New work will build on BBN's Broadcast Monitoring System, a turnkey COTS product that continuously creates a searchable archive of international television broadcasts in Modern Standard Arabic, Mandarin Chinese, or Western Hemisphere Spanish.
BBN Technologies has been awarded a contract valued at $.9M under the Video Analysis and Content Extraction (VACE) program sponsored by the Disruptive Technology Organization (formerly Advanced Research and Development Activity, or ARDA). Under the contract, BBN will integrate several speech and language technologies in a single interface that allows analysts to extract meaning from video files that contains text.
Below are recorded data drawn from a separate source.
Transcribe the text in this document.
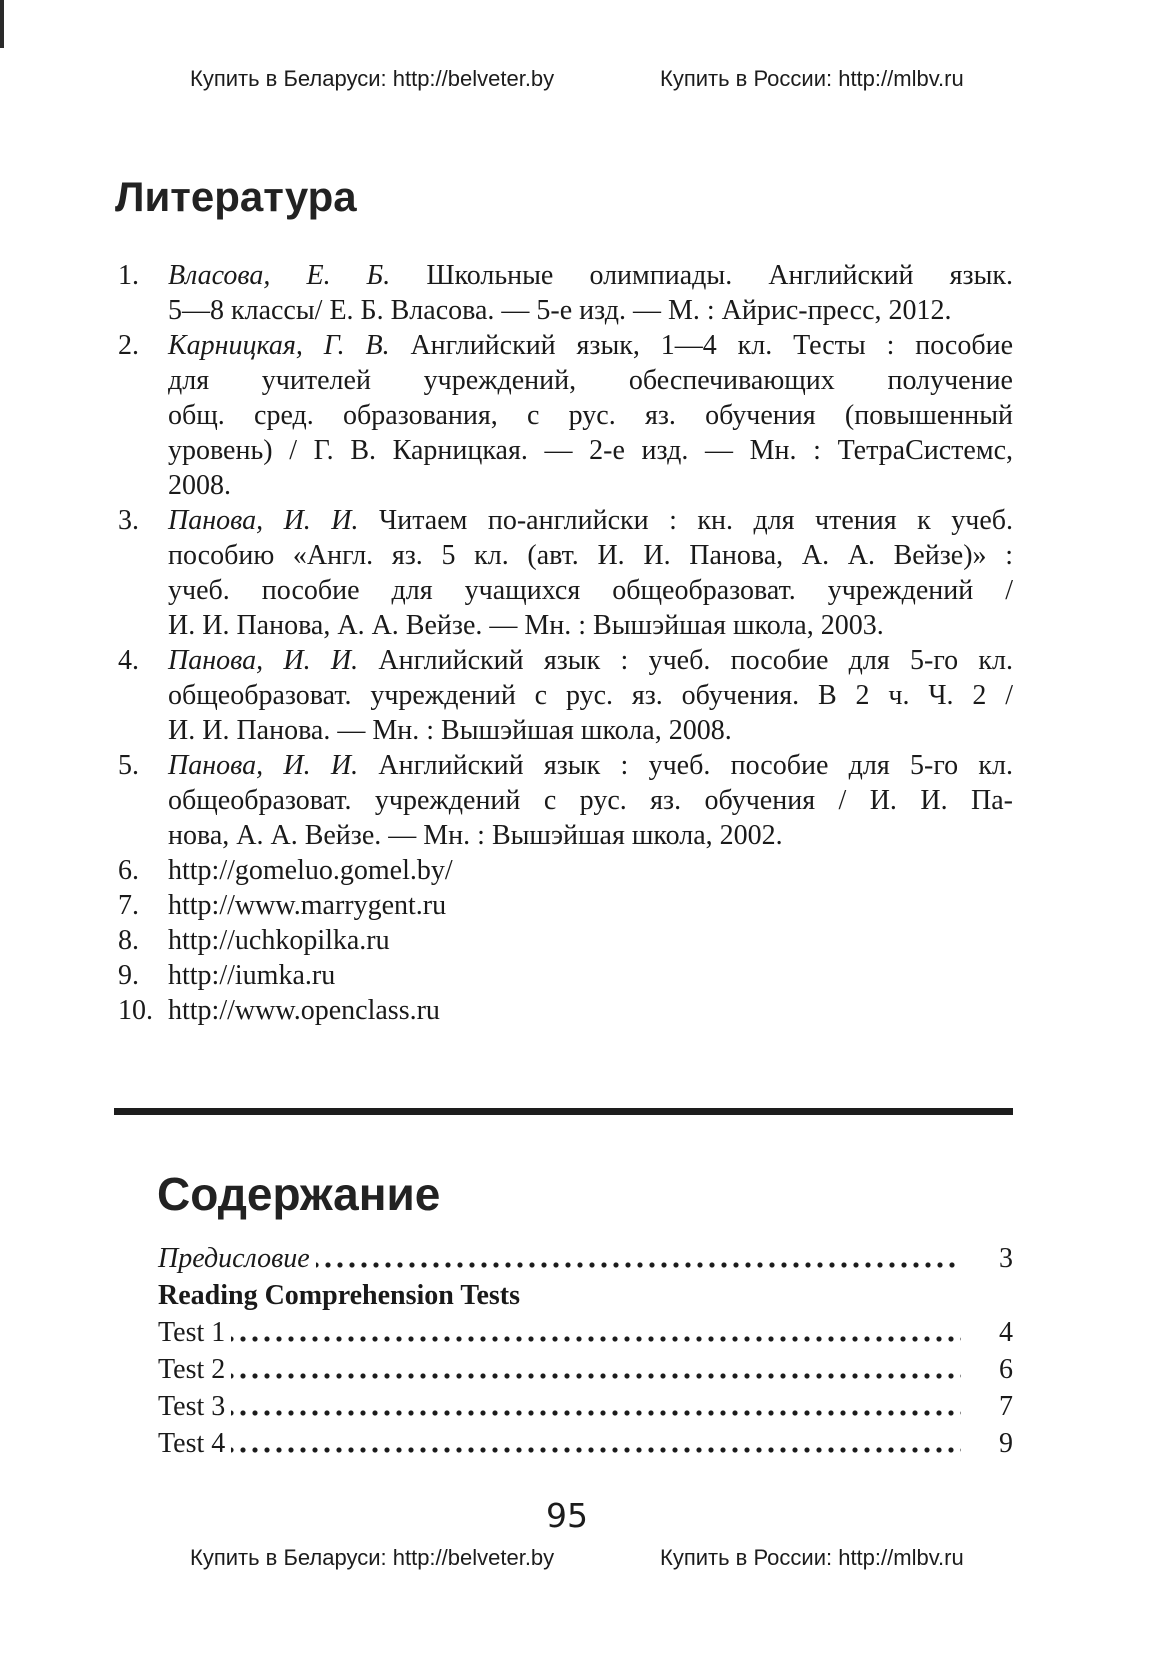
Купить в Беларуси: http://belveter.by	Купить в России: http://mlbv.ru
Литература
1.	Власова, Е. Б. Школьные олимпиады. Английский язык.
5—8 классы/ Е. Б. Власова. — 5-е изд. — М. : Айрис-пресс, 2012.
2.	Карницкая, Г. В. Английский язык, 1—4 кл. Тесты : пособие
для учителей учреждений, обеспечивающих получение
общ. сред. образования, с рус. яз. обучения (повышенный
уровень) / Г. В. Карницкая. — 2-е изд. — Мн. : ТетраСистемс,
2008.
3.	Панова, И. И. Читаем по-английски : кн. для чтения к учеб.
пособию «Англ. яз. 5 кл. (авт. И. И. Панова, А. А. Вейзе)» :
учеб. пособие для учащихся общеобразоват. учреждений /
И. И. Панова, А. А. Вейзе. — Мн. : Вышэйшая школа, 2003.
4.	Панова, И. И. Английский язык : учеб. пособие для 5-го кл.
общеобразоват. учреждений с рус. яз. обучения. В 2 ч. Ч. 2 /
И. И. Панова. — Мн. : Вышэйшая школа, 2008.
5.	Панова, И. И. Английский язык : учеб. пособие для 5-го кл.
общеобразоват. учреждений с рус. яз. обучения / И. И. Па-
нова, А. А. Вейзе. — Мн. : Вышэйшая школа, 2002.
6.	http://gomeluo.gomel.by/
7.	http://www.marrygent.ru
8.	http://uchkopilka.ru
9.	http://iumka.ru
10. http://www.openclass.ru
Содержание
Предисловие	3
Reading Comprehension Tests
Test 1	4
Test 2	6
Test 3	7
Test 4	9
95
Купить в Беларуси: http://belveter.by	Купить в России: http://mlbv.ru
This videotext understanding system will incorporate multilingual videotext detection, tracking and recognition technology, and videotext understanding technology.
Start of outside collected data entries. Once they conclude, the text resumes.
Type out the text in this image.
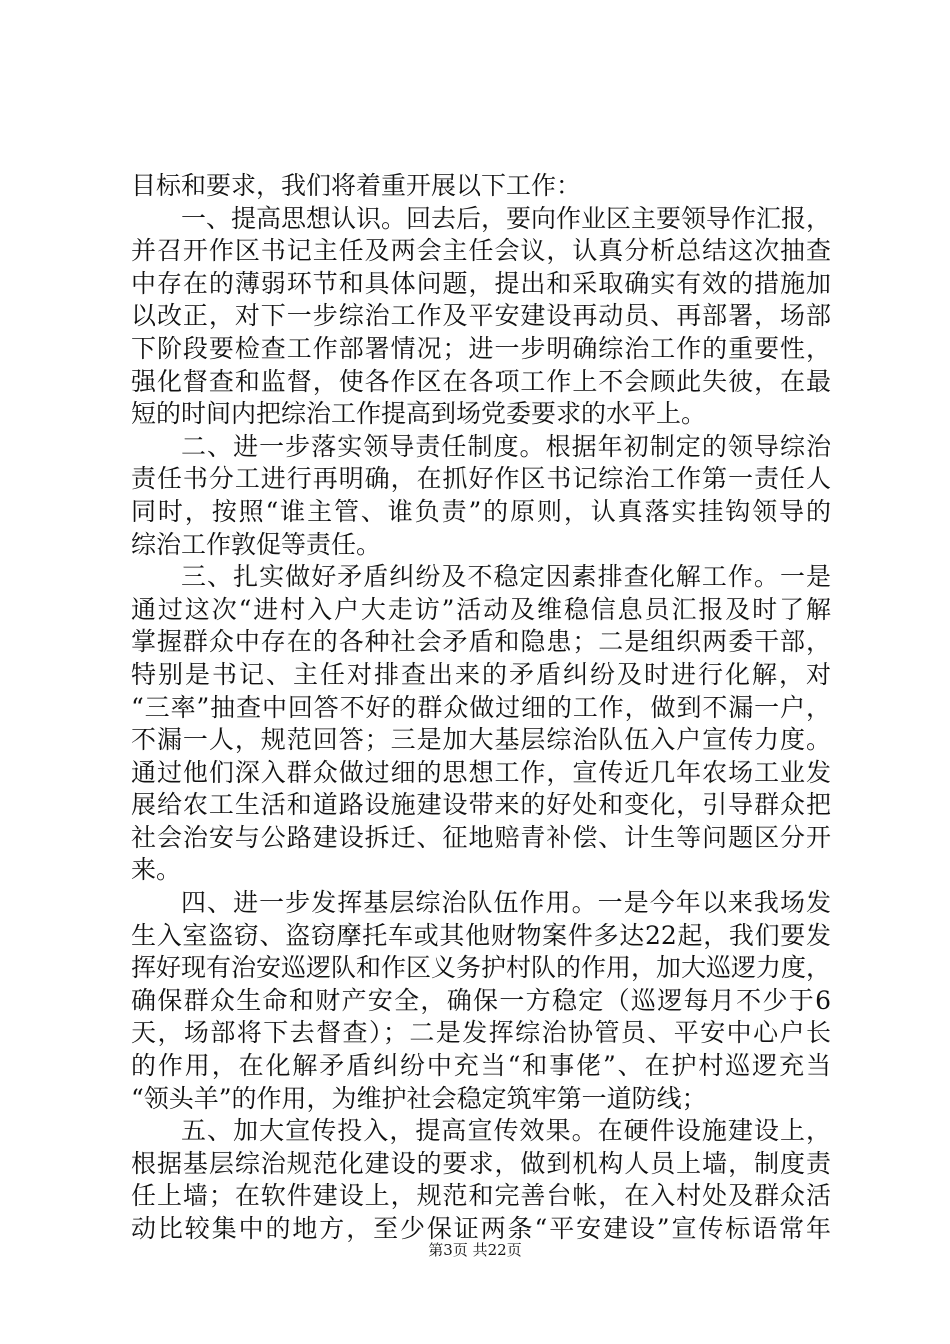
目标和要求，我们将着重开展以下工作：
一、提高思想认识。回去后，要向作业区主要领导作汇报，
并召开作区书记主任及两会主任会议，认真分析总结这次抽查
中存在的薄弱环节和具体问题，提出和采取确实有效的措施加
以改正，对下一步综治工作及平安建设再动员、再部署，场部
下阶段要检查工作部署情况；进一步明确综治工作的重要性，
强化督查和监督，使各作区在各项工作上不会顾此失彼，在最
短的时间内把综治工作提高到场党委要求的水平上。
二、进一步落实领导责任制度。根据年初制定的领导综治
责任书分工进行再明确，在抓好作区书记综治工作第一责任人
同时，按照“谁主管、谁负责”的原则，认真落实挂钩领导的
综治工作敦促等责任。
三、扎实做好矛盾纠纷及不稳定因素排查化解工作。一是
通过这次“进村入户大走访”活动及维稳信息员汇报及时了解
掌握群众中存在的各种社会矛盾和隐患；二是组织两委干部，
特别是书记、主任对排查出来的矛盾纠纷及时进行化解，对
“三率”抽查中回答不好的群众做过细的工作，做到不漏一户，
不漏一人，规范回答；三是加大基层综治队伍入户宣传力度。
通过他们深入群众做过细的思想工作，宣传近几年农场工业发
展给农工生活和道路设施建设带来的好处和变化，引导群众把
社会治安与公路建设拆迁、征地赔青补偿、计生等问题区分开
来。
四、进一步发挥基层综治队伍作用。一是今年以来我场发
生入室盗窃、盗窃摩托车或其他财物案件多达22起，我们要发
挥好现有治安巡逻队和作区义务护村队的作用，加大巡逻力度，
确保群众生命和财产安全，确保一方稳定（巡逻每月不少于6
天，场部将下去督查）；二是发挥综治协管员、平安中心户长
的作用，在化解矛盾纠纷中充当“和事佬”、在护村巡逻充当
“领头羊”的作用，为维护社会稳定筑牢第一道防线；
五、加大宣传投入，提高宣传效果。在硬件设施建设上，
根据基层综治规范化建设的要求，做到机构人员上墙，制度责
任上墙；在软件建设上，规范和完善台帐，在入村处及群众活
动比较集中的地方，至少保证两条“平安建设”宣传标语常年
第3页 共22页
Video often contains videotext that is useful for analysts and decision makers. For example, graffiti sprayed on a wall can give analysts an indication of local political sentiment, text on signs may help them identify the location where a video was made, and captions on foreign news video can provide valuable information that is not included in the speech track. The VACE program goal is to develop technologies that enable more effective use of the large body of data available from all of these kinds of video sources, as well as those from meetings, conferences, and surveillance and reconnaissance, regardless of the language of the text.
"News, information, and intelligence come from so many different sources now, and being able to understand and distill them rapidly is critical," said Tad Elmer, president and CEO, BBN Technologies. "The work we're doing on the VACE program will provide advanced tools to find information for critical decision making quickly."
According to company statements, BBN Technologies is an advanced technology solutions firm, focused on solving some of the world's most pressing problems. From national security, information security, speech recognition and language translation, to integrating disparate systems and networks. The company was involved in pioneering the development of the ARPANET, the forerunner of the Internet.